Será que em Portugal ainda vemos os poetas como mitos, longe de nós, humanos? Será quase um sacrilégio ler Sá de Miranda ou Camões numa edição de bolso, na cama ou na praia, como lemos um contemporâneo? Earle concorda: “Consideramos estes autores inacessíveis. Os Lusíadas, por exemplo, são um texto mágico, belíssimo, que serve apenas para exibir na sala com uma encadernação muito bonita, mas nunca para ser aberto.” Há, sim, uma espécie de “veneração e distância” na relação dos portugueses com os poetas. “Talvez porque, no mundo anglo-saxónico, a literatura seja valorizada por puro prazer estético, quase como um substituto da religião.” Em Portugal, não: “Shakespeare, por exemplo, é uma espécie de Bíblia, uma fonte de beleza e de verdade. Em Portugal, ainda se vê a literatura como contendo apenas informação cultural sobre o passado. Para muitos, não importa o que Camões escreveu porque não estão particularmente interessados nesse período.”
Há uns anos, num tutorial, Earle perguntava ao seu aluno: “Simon, gosta de Camões?” Simon não sabia responder. Sentia que Camões era interessante, mas o professor dizia-lhe, surpreendido, que não parecia gostar muito de Camões nem estar “muito apaixonado pelo assunto”. Simon ficou a pensar na pergunta e regressou meses depois para ler António Ferreira. “Algo em Ferreira me tocou, o que não aconteceu com Camões”, diz.

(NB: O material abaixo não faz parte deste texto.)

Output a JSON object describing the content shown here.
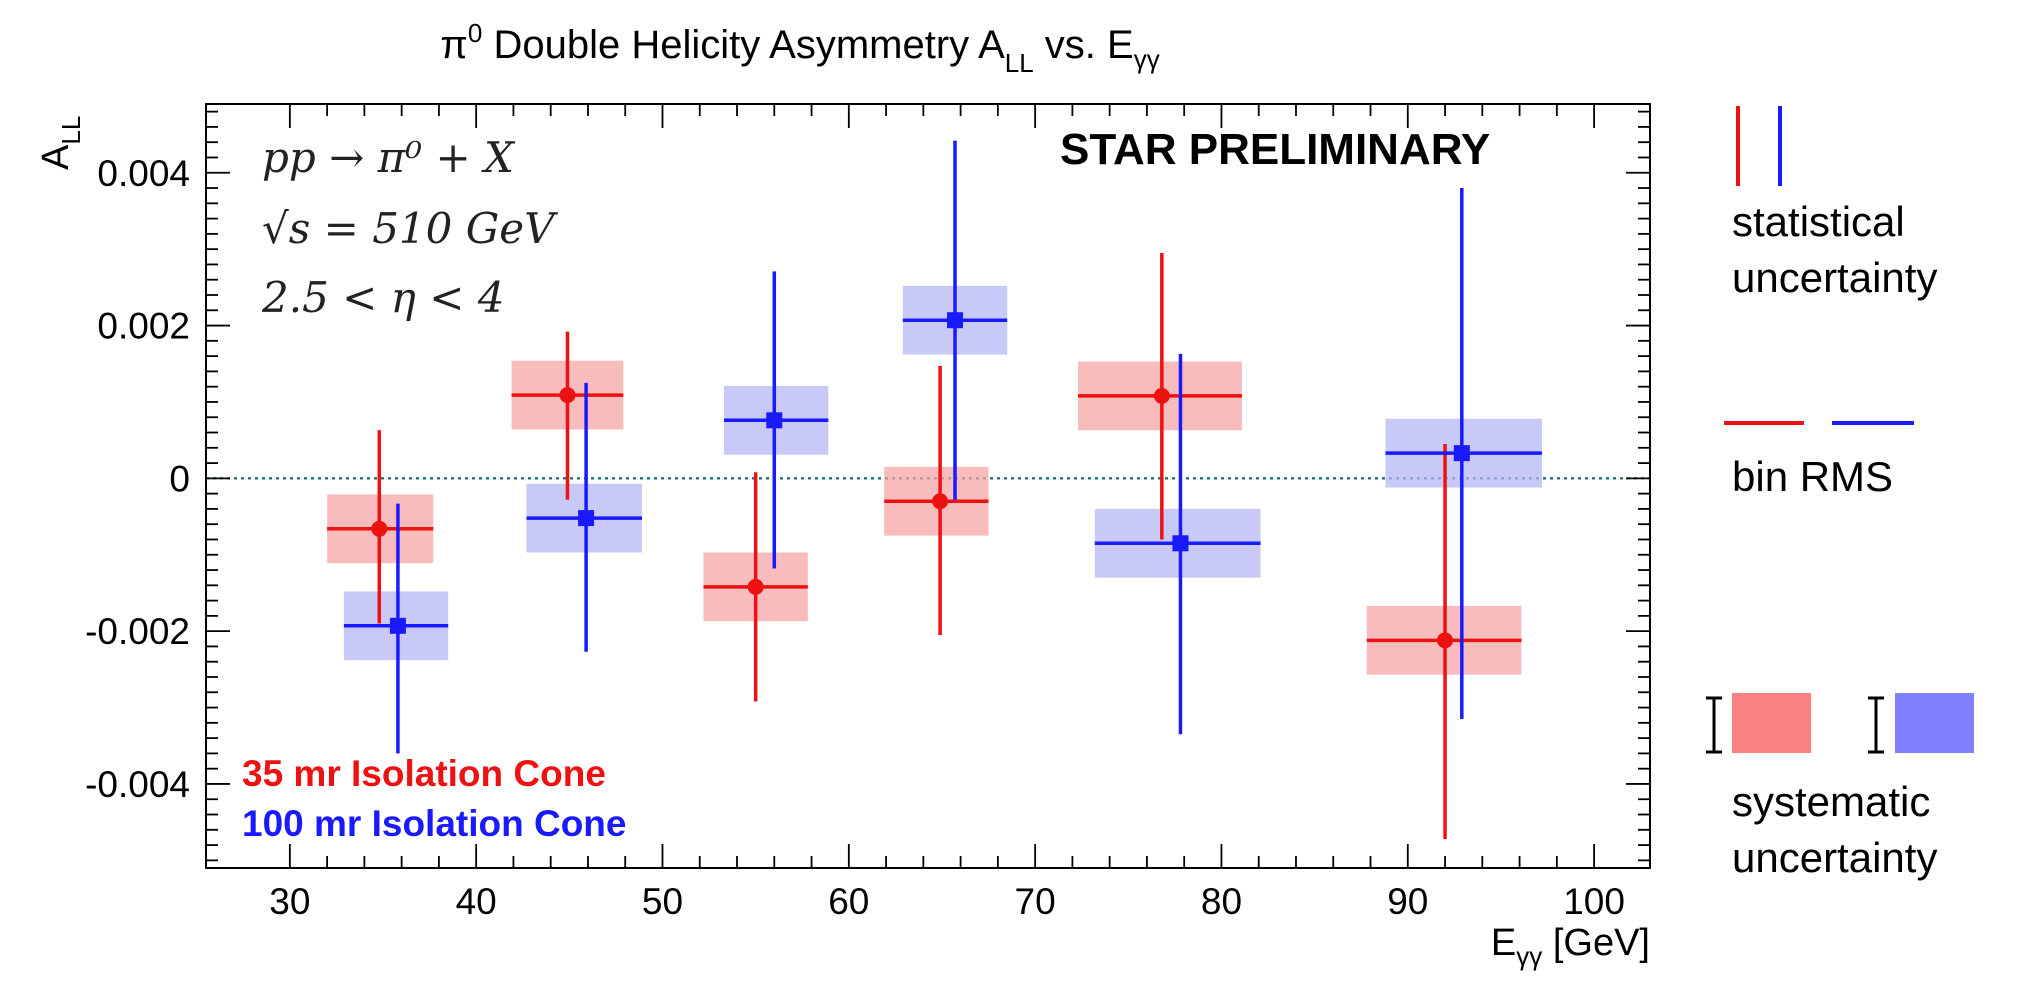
{
  "chart_data": {
    "type": "scatter",
    "title": "π⁰ Double Helicity Asymmetry A_LL vs. E_γγ",
    "title_parts": {
      "pi": "π",
      "pi_sup": "0",
      "main": " Double Helicity Asymmetry A",
      "a_sub": "LL",
      "vs": " vs. E",
      "e_sub": "γγ"
    },
    "xlabel_main": "E",
    "xlabel_sub": "γγ",
    "xlabel_unit": " [GeV]",
    "ylabel_main": "A",
    "ylabel_sub": "LL",
    "xlim": [
      25.5,
      103
    ],
    "ylim": [
      -0.0051,
      0.0049
    ],
    "xticks": [
      30,
      40,
      50,
      60,
      70,
      80,
      90,
      100
    ],
    "xtick_labels": [
      "30",
      "40",
      "50",
      "60",
      "70",
      "80",
      "90",
      "100"
    ],
    "yticks": [
      -0.004,
      -0.002,
      0,
      0.002,
      0.004
    ],
    "ytick_labels": [
      "-0.004",
      "-0.002",
      "0",
      "0.002",
      "0.004"
    ],
    "zero_line": true,
    "annotations": {
      "reaction": "pp → π⁰ + X",
      "energy": "√s = 510 GeV",
      "eta": "2.5 < η < 4",
      "preliminary": "STAR PRELIMINARY"
    },
    "series": [
      {
        "name": "35 mr Isolation Cone",
        "color": "#ee1111",
        "fill": "#f6a5a5",
        "marker": "circle",
        "points": [
          {
            "x": 34.8,
            "y": -0.00066,
            "xlo": 32.0,
            "xhi": 37.7,
            "stat_lo": -0.0019,
            "stat_hi": 0.00063,
            "sys_lo": -0.00111,
            "sys_hi": -0.00021
          },
          {
            "x": 44.9,
            "y": 0.00109,
            "xlo": 41.9,
            "xhi": 47.9,
            "stat_lo": -0.00028,
            "stat_hi": 0.00192,
            "sys_lo": 0.00064,
            "sys_hi": 0.00154
          },
          {
            "x": 55.0,
            "y": -0.00142,
            "xlo": 52.2,
            "xhi": 57.8,
            "stat_lo": -0.00292,
            "stat_hi": 8e-05,
            "sys_lo": -0.00187,
            "sys_hi": -0.00097
          },
          {
            "x": 64.9,
            "y": -0.0003,
            "xlo": 61.9,
            "xhi": 67.5,
            "stat_lo": -0.00205,
            "stat_hi": 0.00147,
            "sys_lo": -0.00075,
            "sys_hi": 0.00015
          },
          {
            "x": 76.8,
            "y": 0.00108,
            "xlo": 72.3,
            "xhi": 81.1,
            "stat_lo": -0.0008,
            "stat_hi": 0.00295,
            "sys_lo": 0.00063,
            "sys_hi": 0.00153
          },
          {
            "x": 92.0,
            "y": -0.00212,
            "xlo": 87.8,
            "xhi": 96.1,
            "stat_lo": -0.00472,
            "stat_hi": 0.00045,
            "sys_lo": -0.00257,
            "sys_hi": -0.00167
          }
        ]
      },
      {
        "name": "100 mr Isolation Cone",
        "color": "#1a1aff",
        "fill": "#b7b7f6",
        "marker": "square",
        "points": [
          {
            "x": 35.8,
            "y": -0.00193,
            "xlo": 32.9,
            "xhi": 38.5,
            "stat_lo": -0.0036,
            "stat_hi": -0.00033,
            "sys_lo": -0.00238,
            "sys_hi": -0.00148
          },
          {
            "x": 45.9,
            "y": -0.00052,
            "xlo": 42.7,
            "xhi": 48.9,
            "stat_lo": -0.00227,
            "stat_hi": 0.00125,
            "sys_lo": -0.00097,
            "sys_hi": -7e-05
          },
          {
            "x": 56.0,
            "y": 0.00076,
            "xlo": 53.3,
            "xhi": 58.9,
            "stat_lo": -0.00118,
            "stat_hi": 0.00271,
            "sys_lo": 0.00031,
            "sys_hi": 0.00121
          },
          {
            "x": 65.7,
            "y": 0.00207,
            "xlo": 62.9,
            "xhi": 68.5,
            "stat_lo": -0.00028,
            "stat_hi": 0.00442,
            "sys_lo": 0.00162,
            "sys_hi": 0.00252
          },
          {
            "x": 77.8,
            "y": -0.00085,
            "xlo": 73.2,
            "xhi": 82.1,
            "stat_lo": -0.00335,
            "stat_hi": 0.00163,
            "sys_lo": -0.0013,
            "sys_hi": -0.0004
          },
          {
            "x": 92.9,
            "y": 0.00033,
            "xlo": 88.8,
            "xhi": 97.2,
            "stat_lo": -0.00315,
            "stat_hi": 0.0038,
            "sys_lo": -0.00012,
            "sys_hi": 0.00078
          }
        ]
      }
    ],
    "key": {
      "statistical": [
        "statistical",
        "uncertainty"
      ],
      "bin_rms": "bin RMS",
      "systematic": [
        "systematic",
        "uncertainty"
      ]
    }
  }
}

Se considerarmos que o Camões tem aquele extravasar de emoções, toda aquela paixão, talvez António Ferreira seja quase britânico, reservado, tímido, sempre bem comportado
No final do ano, Earle explicou o porquê da pergunta: “Simon, eu não entendia por que não gostava de Camões, mas agora percebo porque gosta mais de Ferreira. O Simon é mais um Ferreira-man, do que um Camões-man.” Surpreendido com aquela revelação sobre a sua identidade, Simon perguntou: “Como assim?” “Well”, disse Earle: “O Simon parece-me muito reservado e não muito em contacto com os seus sentimentos.” Simon matutou. E chegou a esta conclusão: “Se considerarmos que o Camões tem aquele extravasar de emoções, toda aquela paixão, talvez Ferreira seja quase britânico, reservado, tímido, sempre bem comportado, escreve boa poesia mas não é de modo nenhum selvagem ou rebelde.” Por isso, pergunta Simon: “Haverá um lado camoniano em Tom Earle?” Será Earle um Camões-man?

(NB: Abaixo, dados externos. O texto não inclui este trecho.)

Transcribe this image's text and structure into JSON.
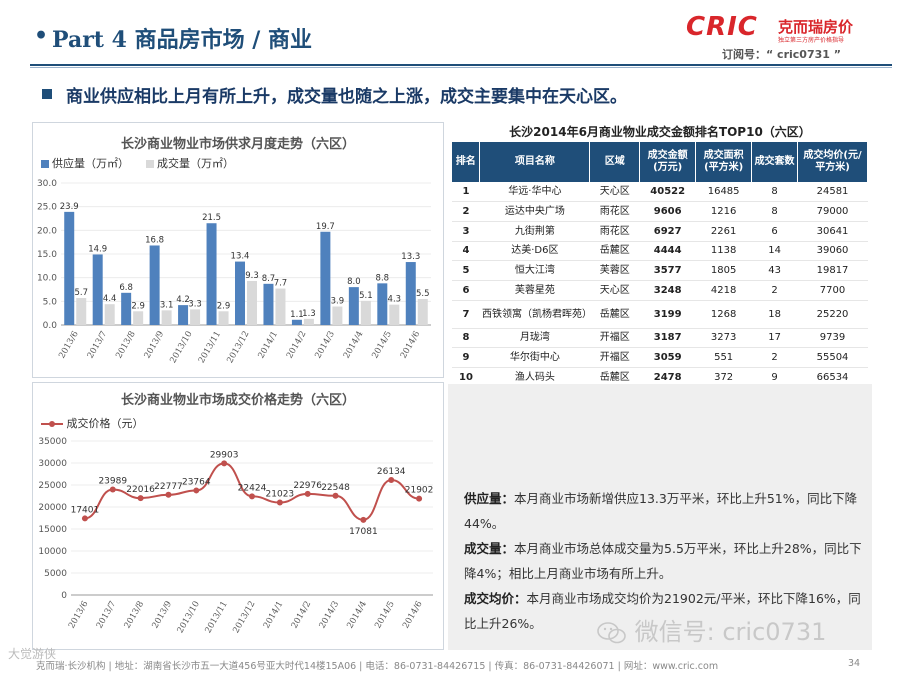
{
  "header": {
    "bullet": "•",
    "title": "Part 4 商品房市场 / 商业",
    "logo_text": "CRIC",
    "logo_cn": "克而瑞房价",
    "logo_sub": "独立第三方房产价格指导",
    "subscribe": "订阅号：“ cric0731 ”"
  },
  "headline": "商业供应相比上月有所上升，成交量也随之上涨，成交主要集中在天心区。",
  "chart1_legend": {
    "supply": "供应量（万㎡）",
    "deal": "成交量（万㎡）"
  },
  "chart2_legend": {
    "price": "成交价格（元）"
  },
  "colors": {
    "supply": "#4f81bd",
    "deal": "#d9d9d9",
    "price": "#c0504d",
    "header_navy": "#1f4e79",
    "brand_red": "#d9262b"
  },
  "table": {
    "title": "长沙2014年6月商业物业成交金额排名TOP10（六区）",
    "headers": [
      "排名",
      "项目名称",
      "区域",
      "成交金额(万元)",
      "成交面积(平方米)",
      "成交套数",
      "成交均价(元/平方米)"
    ],
    "rows": [
      [
        "1",
        "华远·华中心",
        "天心区",
        "40522",
        "16485",
        "8",
        "24581"
      ],
      [
        "2",
        "运达中央广场",
        "雨花区",
        "9606",
        "1216",
        "8",
        "79000"
      ],
      [
        "3",
        "九街荆第",
        "雨花区",
        "6927",
        "2261",
        "6",
        "30641"
      ],
      [
        "4",
        "达美·D6区",
        "岳麓区",
        "4444",
        "1138",
        "14",
        "39060"
      ],
      [
        "5",
        "恒大江湾",
        "芙蓉区",
        "3577",
        "1805",
        "43",
        "19817"
      ],
      [
        "6",
        "芙蓉星苑",
        "天心区",
        "3248",
        "4218",
        "2",
        "7700"
      ],
      [
        "7",
        "西铁领寓（凯杨君晖苑）",
        "岳麓区",
        "3199",
        "1268",
        "18",
        "25220"
      ],
      [
        "8",
        "月珑湾",
        "开福区",
        "3187",
        "3273",
        "17",
        "9739"
      ],
      [
        "9",
        "华尔街中心",
        "开福区",
        "3059",
        "551",
        "2",
        "55504"
      ],
      [
        "10",
        "渔人码头",
        "岳麓区",
        "2478",
        "372",
        "9",
        "66534"
      ]
    ]
  },
  "commentary": [
    {
      "label": "供应量：",
      "text": "本月商业市场新增供应13.3万平米，环比上升51%，同比下降44%。"
    },
    {
      "label": "成交量：",
      "text": "本月商业市场总体成交量为5.5万平米，环比上升28%，同比下降4%；相比上月商业市场有所上升。"
    },
    {
      "label": "成交均价：",
      "text": "本月商业市场成交均价为21902元/平米，环比下降16%，同比上升26%。"
    }
  ],
  "watermark": "微信号: cric0731",
  "footer": "克而瑞·长沙机构  |  地址：湖南省长沙市五一大道456号亚大时代14楼15A06  |  电话：86-0731-84426715  |  传真：86-0731-84426071  |  网址：www.cric.com",
  "footer_wm": "大觉游侠",
  "page_number": "34",
  "chart_data": [
    {
      "type": "bar",
      "title": "长沙商业物业市场供求月度走势（六区）",
      "categories": [
        "2013/6",
        "2013/7",
        "2013/8",
        "2013/9",
        "2013/10",
        "2013/11",
        "2013/12",
        "2014/1",
        "2014/2",
        "2014/3",
        "2014/4",
        "2014/5",
        "2014/6"
      ],
      "series": [
        {
          "name": "供应量（万㎡）",
          "values": [
            23.9,
            14.9,
            6.8,
            16.8,
            4.2,
            21.5,
            13.4,
            8.7,
            1.1,
            19.7,
            8.0,
            8.8,
            13.3
          ]
        },
        {
          "name": "成交量（万㎡）",
          "values": [
            5.7,
            4.4,
            2.9,
            3.1,
            3.3,
            2.9,
            9.3,
            7.7,
            1.3,
            3.9,
            5.1,
            4.3,
            5.5
          ]
        }
      ],
      "labels": [
        [
          "23.9",
          "14.9",
          "6.8",
          "16.8",
          "4.2",
          "21.5",
          "13.4",
          "8.7",
          "1.1",
          "19.7",
          "8.0",
          "8.8",
          "13.3"
        ],
        [
          "5.7",
          "4.4",
          "2.9",
          "3.1",
          "3.3",
          "2.9",
          "9.3",
          "7.7",
          "1.3",
          "3.9",
          "5.1",
          "4.3",
          "5.5"
        ]
      ],
      "ylim": [
        0,
        30
      ],
      "yticks": [
        "0.0",
        "5.0",
        "10.0",
        "15.0",
        "20.0",
        "25.0",
        "30.0"
      ],
      "legend": "top-left"
    },
    {
      "type": "line",
      "title": "长沙商业物业市场成交价格走势（六区）",
      "categories": [
        "2013/6",
        "2013/7",
        "2013/8",
        "2013/9",
        "2013/10",
        "2013/11",
        "2013/12",
        "2014/1",
        "2014/2",
        "2014/3",
        "2014/4",
        "2014/5",
        "2014/6"
      ],
      "series": [
        {
          "name": "成交价格（元）",
          "values": [
            17401,
            23989,
            22016,
            22777,
            23764,
            29903,
            22424,
            21023,
            22976,
            22548,
            17081,
            26134,
            21902
          ]
        }
      ],
      "labels": [
        "17401",
        "23989",
        "22016",
        "22777",
        "23764",
        "29903",
        "22424",
        "21023",
        "22976",
        "22548",
        "17081",
        "26134",
        "21902"
      ],
      "ylim": [
        0,
        35000
      ],
      "yticks": [
        "0",
        "5000",
        "10000",
        "15000",
        "20000",
        "25000",
        "30000",
        "35000"
      ],
      "legend": "top-left"
    }
  ]
}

“Há qualquer coisa no Camões…”, ri-se Tom, tímido, quando lhe devolvemos a pergunta. Camões é melhor poeta do que Ferreira: “Ele consegue controlar aquela retórica confiante, extremamente difícil, a mesma retórica que as pessoas encontram no Shakespeare: não conseguimos parar de ler porque as palavras simplesmente voam.”
Talvez ainda não consigamos olhar para Camões como um homem. Daí que Earle diga que “pusemos Camões num rochedo, como Adamastor”. É preciso “libertar Camões”, ou seja, “libertar o leitor de Camões, para que ele leia naquele texto o que quiser. Nós transformámos o poeta no rochedo — ele pode ter sido o herói do Estado Novo ou, como alguns críticos apontam, um precursor de Marx. Mas ambas as coisas não se excluem. É preciso aceitar Camões pelo que ele é”.
“Tom é um personagem”, conclui Simon, rindo. Minutos antes, Earle passara de bicicleta e com a “pasta folclórica”, como os alunos de Coimbra apelidaram a sua pasta velha quase a desfazer-se, da qual o professor não se separa. “Só em Oxford é possível captar Tom Earle na plenitude dos seus atributos: a pasta, claro, mas também a bicicleta a que recorre todas as manhãs, mesmo quando tem de enfrentar intempéries. Apreciadas no seu conjunto, pasta e bicicleta, representam bem a honrada tenacidade do scholar de eleição”, conta Bernardes. Não esqueçamos o bule de chá com que sempre nos recebe num tutorial. “Tom é muito reservado”, diz Simon, “mas calculo que, como Camões, ele também deve ter um lado selvagem. Algo que o fazia saltar o portão do colégio, de noite, como quando era estudante em Oxford.”